Die weiteren Referate widmen sich folgenden Themen: Erfahrung und Offenbarung (Wilhelm Dupré); Erwählung, Leiden, Stellvertretung. Im Gottesknecht verdichtete Erfahrung Israels (Gottfried Vanoni); Viele Glieder und doch nur ein Leib. Vom Miteinander als Weg christlichen Heils (Karl-Heinz Neufeld); Ist Gott das Absolute? Ist das Absolute Gott? (Richard Schaeffler); Auf der Suche nach dem wahren Selbst. Christologische Einsichten in buddhistischer Fragestellung (Elmar Klinger); Mystik als Ernstfall des Glaubens (Heinrich Ott); Bei Lebzeiten das Todlose erreichen? Jesu Weg und unser Weg (Herbert Frohnhofen); In der Welt außerhalb der Welt. Beobachtungen zur neutestamentlichen Eschatologie (Martin Karrer). Es sind im Wesentlichen religionsphilosophische und dogmatische Fragestellungen, die in den Referaten aufgeworfen und anschließend diskutiert werden. Diese sind zum Teil hoch interessant und sehr erhellend, wie z. B. Elmar Klingers Überlegungen zur Prozesshaftigkeit des Selbst oder Richard Schaefflers Reflexionen zur Erfahrbarkeit des Absoluten. Die Diskussion schweift jedoch manches Mal ab in geradezu scholastische Auslassungen oder philosophische Rundumschläge von Augustinus über Hegel und Schelling zu Nietzsche. Wie weit Buddhisten an solchen Debatten Freude haben könnten, lässt sich hier nicht nachweisen. Dass auch Buddhologen dabei ihre Zweifel haben, macht eine Auslassung von Tilman Vetter sehr schön deutlich, die hier zitiert sei: "Bei aller Bewunderung für das, was hier bei dieser Akademie intellektuell geleistet wird, hat mich erst bei diesem Vortrag (Klinger) das Gefühl verlassen, dass dieses Bemühen letztendlich doch vergeblich sei.
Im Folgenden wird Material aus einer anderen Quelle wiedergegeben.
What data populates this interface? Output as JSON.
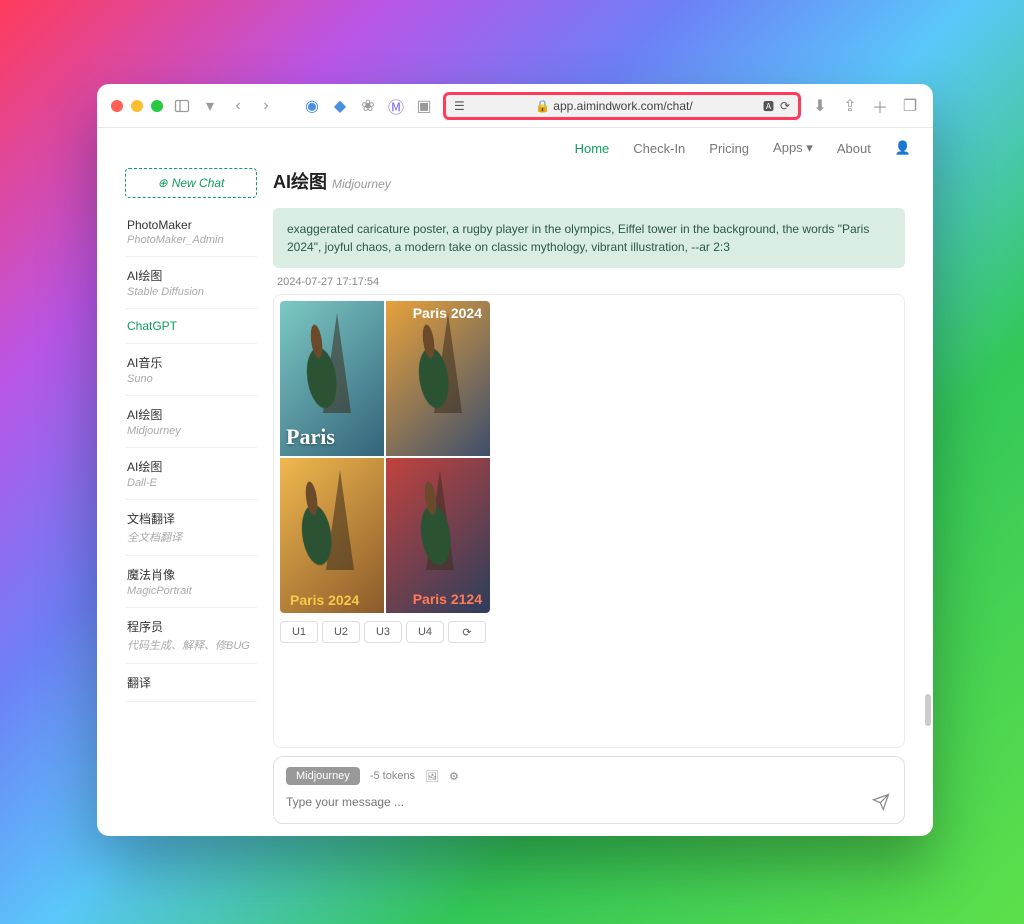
{
  "browser": {
    "url": "app.aimindwork.com/chat/"
  },
  "topnav": {
    "items": [
      "Home",
      "Check-In",
      "Pricing",
      "Apps ▾",
      "About"
    ],
    "activeIndex": 0
  },
  "sidebar": {
    "new_chat": "New Chat",
    "items": [
      {
        "title": "PhotoMaker",
        "sub": "PhotoMaker_Admin"
      },
      {
        "title": "AI绘图",
        "sub": "Stable Diffusion"
      },
      {
        "title": "ChatGPT",
        "sub": ""
      },
      {
        "title": "AI音乐",
        "sub": "Suno"
      },
      {
        "title": "AI绘图",
        "sub": "Midjourney"
      },
      {
        "title": "AI绘图",
        "sub": "Dall-E"
      },
      {
        "title": "文档翻译",
        "sub": "全文档翻译"
      },
      {
        "title": "魔法肖像",
        "sub": "MagicPortrait"
      },
      {
        "title": "程序员",
        "sub": "代码生成、解释、修BUG"
      },
      {
        "title": "翻译",
        "sub": ""
      }
    ],
    "selectedIndex": 2
  },
  "page": {
    "title": "AI绘图",
    "subtitle": "Midjourney"
  },
  "message": {
    "prompt": "exaggerated caricature poster, a rugby player in the olympics, Eiffel tower in the background, the words \"Paris 2024\", joyful chaos, a modern take on classic mythology, vibrant illustration, --ar 2:3",
    "timestamp": "2024-07-27 17:17:54",
    "buttons": [
      "U1",
      "U2",
      "U3",
      "U4",
      "⟳"
    ],
    "panel_labels": {
      "p1": "Paris",
      "p2_top": "Paris 2024",
      "p3": "Paris 2024",
      "p4": "Paris 2124"
    }
  },
  "input": {
    "model_badge": "Midjourney",
    "token_cost": "-5 tokens",
    "placeholder": "Type your message ..."
  }
}
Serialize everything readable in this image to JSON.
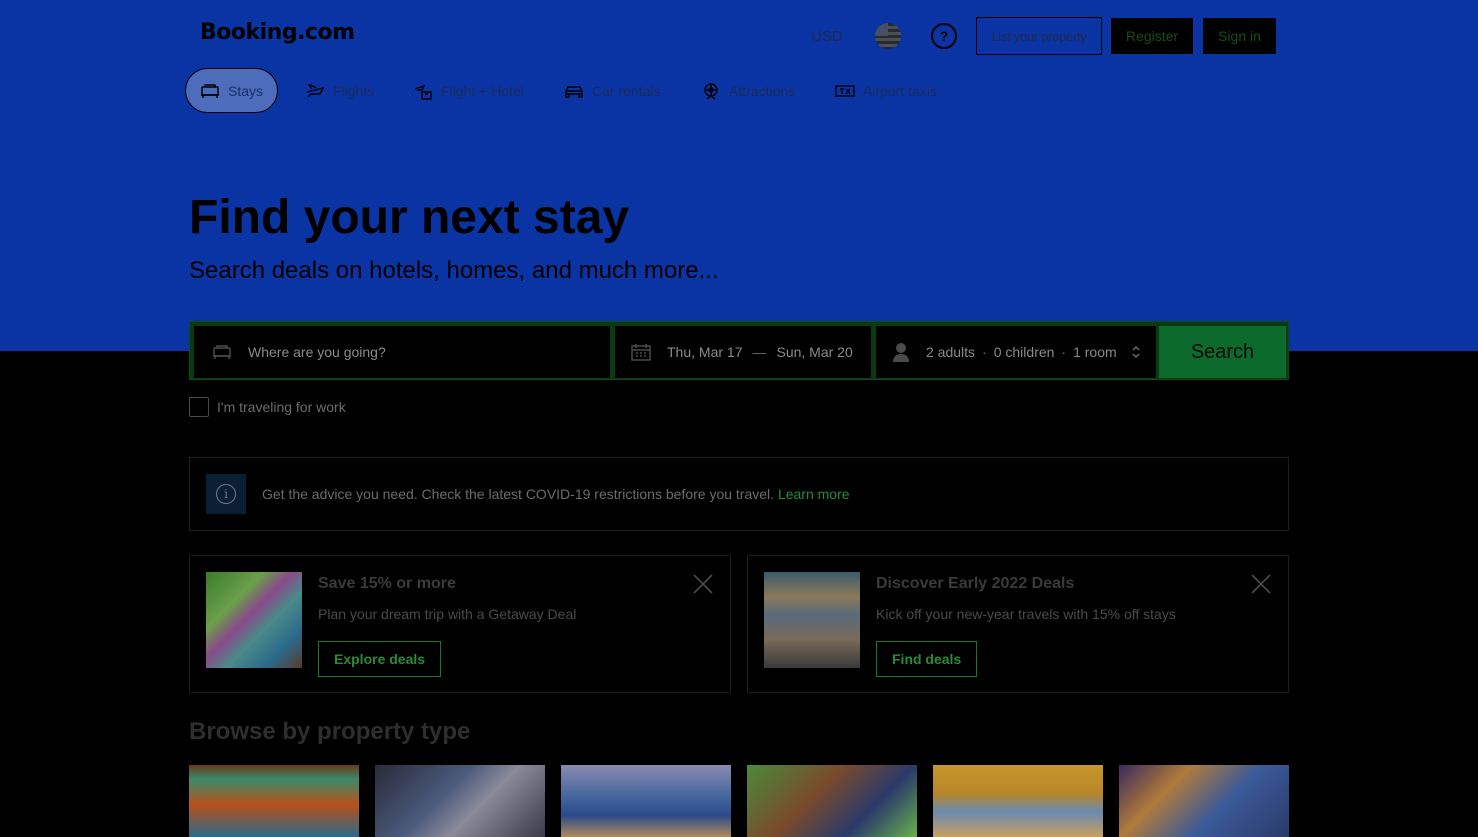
{
  "header": {
    "logo": "Booking.com",
    "currency": "USD",
    "list_property": "List your property",
    "register": "Register",
    "sign_in": "Sign in",
    "help_glyph": "?"
  },
  "nav": {
    "tabs": [
      {
        "label": "Stays",
        "icon": "bed-icon",
        "active": true
      },
      {
        "label": "Flights",
        "icon": "plane-icon"
      },
      {
        "label": "Flight + Hotel",
        "icon": "flight-hotel-icon"
      },
      {
        "label": "Car rentals",
        "icon": "car-icon"
      },
      {
        "label": "Attractions",
        "icon": "attractions-icon"
      },
      {
        "label": "Airport taxis",
        "icon": "taxi-icon"
      }
    ]
  },
  "hero": {
    "title": "Find your next stay",
    "subtitle": "Search deals on hotels, homes, and much more..."
  },
  "search": {
    "destination_placeholder": "Where are you going?",
    "checkin": "Thu, Mar 17",
    "dash": "—",
    "checkout": "Sun, Mar 20",
    "adults": "2 adults",
    "children": "0 children",
    "rooms": "1 room",
    "dot": "·",
    "button": "Search",
    "work_label": "I'm traveling for work"
  },
  "covid": {
    "info_glyph": "i",
    "text": "Get the advice you need. Check the latest COVID-19 restrictions before you travel.",
    "link": "Learn more"
  },
  "deals": [
    {
      "title": "Save 15% or more",
      "description": "Plan your dream trip with a Getaway Deal",
      "button": "Explore deals"
    },
    {
      "title": "Discover Early 2022 Deals",
      "description": "Kick off your new-year travels with 15% off stays",
      "button": "Find deals"
    }
  ],
  "browse": {
    "title": "Browse by property type"
  },
  "colors": {
    "header_bg": "#0a34a3",
    "search_button": "#0c6a2c",
    "link": "#2a8a3a"
  }
}
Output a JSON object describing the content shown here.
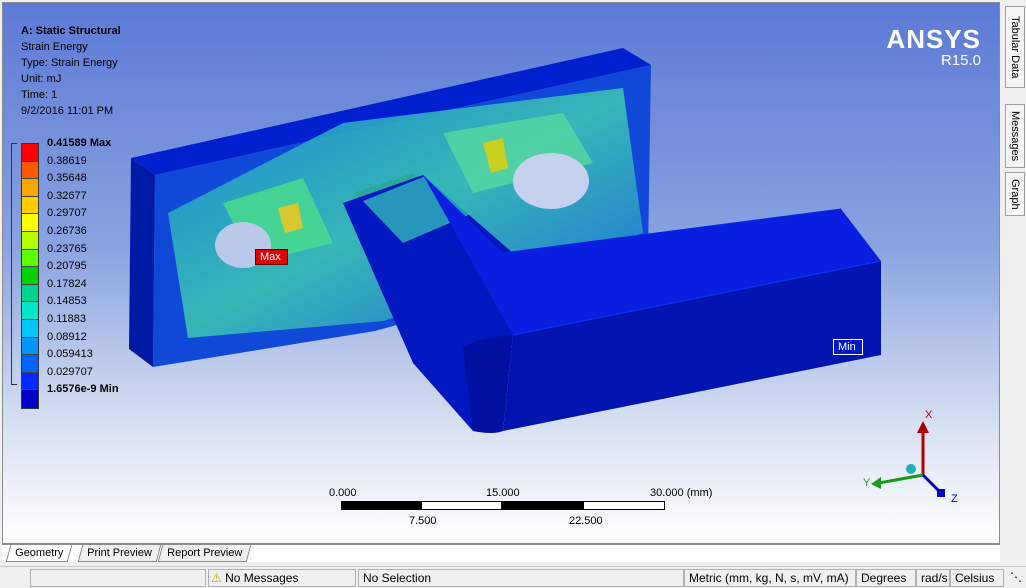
{
  "info": {
    "analysis": "A: Static Structural",
    "result_name": "Strain Energy",
    "type": "Type: Strain Energy",
    "unit": "Unit: mJ",
    "time": "Time: 1",
    "date": "9/2/2016 11:01 PM"
  },
  "legend": {
    "labels": [
      "0.41589 Max",
      "0.38619",
      "0.35648",
      "0.32677",
      "0.29707",
      "0.26736",
      "0.23765",
      "0.20795",
      "0.17824",
      "0.14853",
      "0.11883",
      "0.08912",
      "0.059413",
      "0.029707",
      "1.6576e-9 Min"
    ],
    "colors": [
      "#ff0000",
      "#ff5a00",
      "#ffa500",
      "#ffcc00",
      "#ffff00",
      "#b4ff00",
      "#5aff00",
      "#00d200",
      "#00d28c",
      "#00e6c8",
      "#00c8ff",
      "#0096ff",
      "#0064ff",
      "#0028ff",
      "#0000c8"
    ]
  },
  "logo": {
    "name": "ANSYS",
    "version": "R15.0"
  },
  "probes": {
    "max": "Max",
    "min": "Min"
  },
  "scale": {
    "top_ticks": [
      "0.000",
      "15.000",
      "30.000 (mm)"
    ],
    "bottom_ticks": [
      "7.500",
      "22.500"
    ]
  },
  "triad": {
    "x": "X",
    "y": "Y",
    "z": "Z"
  },
  "right_tabs": [
    "Tabular Data",
    "Messages",
    "Graph"
  ],
  "bottom_tabs": [
    "Geometry",
    "Print Preview",
    "Report Preview"
  ],
  "status": {
    "messages": "No Messages",
    "selection": "No Selection",
    "units": "Metric (mm, kg, N, s, mV, mA)",
    "angle": "Degrees",
    "rate": "rad/s",
    "temp": "Celsius"
  },
  "colors": {
    "body": "#0018b8",
    "body_dark": "#001080",
    "body_side": "#0014a0",
    "accent_red": "#c00000"
  }
}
Da ist jetzt eine Perspektive geschaffen, von diesem intellektuellen Horizont freizuwerden. Einige Details sollten freilich etwas vorsichtiger formuliert werden, dann wäre es noch schöner" (Vetter, 329).

Diese Ermahnung zur Vorsicht war die Aufgabe der geladenen Buddhologen, und sie sollte hier als besonderes Ereignis in diesem Band hervorgehoben werden. Ob es diesen allerdings gelungen ist, von dem "intellektuellen Horizont" frei zu machen und neue Perspektiven für die Theologen zu eröffnen, muss nach der Lektüre des ganzen Bandes unbeantwortet bleiben. Der Versuch des Herausgebers, Theologen mit Spezialisten für Buddhismuskunde zusammenzubringen, um differenzierte Perspektiven auf die andere Religion zu gewinnen, ist aber trotz aller Problematik als ein Unternehmen zu würdigen, das weiter entwickelt werden sollte.